Many companies recognize the shifting preference for so-called natural and sustainable crops. Even Monsanto, the leading agriscience giant, recognizes the uphill battle that it faces in seeds and genomics. To wit, Monsanto has been busy looking for ways to expand other areas of its business, such as agricultural consulting and agricultural productivity.  This later segment includes its traditional chemicals business, where yet another deal to acquire Syngenta AG’s pesticide business is supposedly in the works.

Turning the Tide

The FDA recently gave its approval for sales of AquAdvantage salmon, a genetically modified fish that grows twice as fast as normal salmon in the wild. Despite rigorous FDA studies showing the safety of this fish, retailers such as Costco (COST), Kroger, Target, Trader Joe’s, and Whole Foods have already pledged not to sell it, undoubtedly in order to placate the concerns of their anti-GMO customers. This unfounded aversion to new technologies may ultimately prove shortsighted though, as innovation has been crucial in solving humanity’s problems throughout history.

As purveyors of GMO technologies consider their next steps, those who take a page from the other side and embrace transparency will likely find the path of least resistance.
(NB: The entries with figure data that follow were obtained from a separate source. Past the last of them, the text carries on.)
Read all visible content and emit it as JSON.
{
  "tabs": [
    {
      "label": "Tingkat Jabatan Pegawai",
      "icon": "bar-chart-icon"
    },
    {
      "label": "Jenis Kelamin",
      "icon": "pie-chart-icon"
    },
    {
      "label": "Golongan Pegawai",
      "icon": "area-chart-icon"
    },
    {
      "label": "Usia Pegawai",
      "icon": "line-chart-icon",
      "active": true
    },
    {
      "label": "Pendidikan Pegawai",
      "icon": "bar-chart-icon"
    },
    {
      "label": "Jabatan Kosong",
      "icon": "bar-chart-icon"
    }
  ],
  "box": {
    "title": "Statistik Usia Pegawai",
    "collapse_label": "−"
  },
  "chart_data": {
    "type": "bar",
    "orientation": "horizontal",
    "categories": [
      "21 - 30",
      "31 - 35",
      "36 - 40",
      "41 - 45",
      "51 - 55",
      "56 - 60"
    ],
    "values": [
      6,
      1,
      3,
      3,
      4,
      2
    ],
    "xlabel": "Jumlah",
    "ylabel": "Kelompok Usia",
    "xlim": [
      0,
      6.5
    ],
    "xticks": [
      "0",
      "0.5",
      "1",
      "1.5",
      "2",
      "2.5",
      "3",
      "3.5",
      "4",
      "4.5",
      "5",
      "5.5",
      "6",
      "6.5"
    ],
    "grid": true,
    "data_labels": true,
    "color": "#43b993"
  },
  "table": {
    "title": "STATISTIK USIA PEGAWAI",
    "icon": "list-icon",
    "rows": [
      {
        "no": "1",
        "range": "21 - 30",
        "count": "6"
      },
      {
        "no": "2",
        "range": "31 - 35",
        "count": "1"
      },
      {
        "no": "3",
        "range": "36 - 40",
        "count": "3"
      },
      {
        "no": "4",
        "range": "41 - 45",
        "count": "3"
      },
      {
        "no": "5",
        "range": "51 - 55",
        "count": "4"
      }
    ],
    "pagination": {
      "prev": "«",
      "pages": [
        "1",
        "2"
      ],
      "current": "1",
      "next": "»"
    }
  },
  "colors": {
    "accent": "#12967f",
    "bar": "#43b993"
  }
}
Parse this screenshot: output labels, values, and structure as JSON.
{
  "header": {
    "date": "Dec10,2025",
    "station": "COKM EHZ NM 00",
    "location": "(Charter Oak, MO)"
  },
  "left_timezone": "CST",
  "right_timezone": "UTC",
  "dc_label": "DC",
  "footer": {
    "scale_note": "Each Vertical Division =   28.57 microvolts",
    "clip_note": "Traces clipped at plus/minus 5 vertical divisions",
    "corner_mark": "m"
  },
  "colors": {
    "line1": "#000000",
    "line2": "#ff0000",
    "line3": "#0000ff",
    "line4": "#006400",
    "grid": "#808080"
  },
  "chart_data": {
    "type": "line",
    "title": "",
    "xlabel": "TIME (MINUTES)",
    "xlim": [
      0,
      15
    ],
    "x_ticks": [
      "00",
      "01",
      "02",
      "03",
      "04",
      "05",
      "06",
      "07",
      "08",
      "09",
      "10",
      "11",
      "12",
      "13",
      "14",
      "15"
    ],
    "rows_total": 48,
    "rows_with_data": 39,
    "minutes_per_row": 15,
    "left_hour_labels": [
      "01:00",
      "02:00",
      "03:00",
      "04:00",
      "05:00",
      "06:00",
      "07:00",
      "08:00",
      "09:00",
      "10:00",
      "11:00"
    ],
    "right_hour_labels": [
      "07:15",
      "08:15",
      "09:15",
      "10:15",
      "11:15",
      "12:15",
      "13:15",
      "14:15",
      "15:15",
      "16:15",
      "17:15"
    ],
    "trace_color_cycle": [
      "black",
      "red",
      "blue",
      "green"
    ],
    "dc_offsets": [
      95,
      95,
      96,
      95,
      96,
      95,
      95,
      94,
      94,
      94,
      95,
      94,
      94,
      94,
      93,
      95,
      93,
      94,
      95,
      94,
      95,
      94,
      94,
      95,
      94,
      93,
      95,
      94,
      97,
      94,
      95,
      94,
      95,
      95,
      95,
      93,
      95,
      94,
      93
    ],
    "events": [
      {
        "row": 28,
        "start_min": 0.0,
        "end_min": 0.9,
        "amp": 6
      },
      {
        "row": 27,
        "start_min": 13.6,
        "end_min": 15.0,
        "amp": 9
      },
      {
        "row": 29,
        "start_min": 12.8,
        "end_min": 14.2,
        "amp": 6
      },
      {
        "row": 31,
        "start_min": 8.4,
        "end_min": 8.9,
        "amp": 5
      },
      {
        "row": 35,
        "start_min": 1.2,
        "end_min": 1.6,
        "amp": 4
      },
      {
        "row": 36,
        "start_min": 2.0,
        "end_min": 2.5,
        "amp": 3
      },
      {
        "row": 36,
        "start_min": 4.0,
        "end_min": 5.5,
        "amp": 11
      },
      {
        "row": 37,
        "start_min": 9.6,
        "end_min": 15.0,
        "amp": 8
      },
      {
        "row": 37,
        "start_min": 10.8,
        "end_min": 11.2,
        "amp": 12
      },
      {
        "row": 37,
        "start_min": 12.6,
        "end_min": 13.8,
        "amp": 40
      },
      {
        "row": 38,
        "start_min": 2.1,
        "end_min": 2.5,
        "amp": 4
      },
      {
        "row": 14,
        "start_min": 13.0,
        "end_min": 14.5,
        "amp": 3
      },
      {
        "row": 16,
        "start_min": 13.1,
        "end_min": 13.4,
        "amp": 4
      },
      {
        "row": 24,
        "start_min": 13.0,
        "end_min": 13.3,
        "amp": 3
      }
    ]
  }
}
By doing so, fear and suspicion should subside a bit, and the current hostile climate against GMOs could give way to empirical studies and facts. Demand for higher-quality food will likely continue to rise, among both opponents and proponents of GMOs. As this occurs, businesses who operate in the GMO space can play a life-saving and lucrative role, but only if a change in approach occurs. 

At the time of this article’s writing, the author did not have positions in any of the companies mentioned.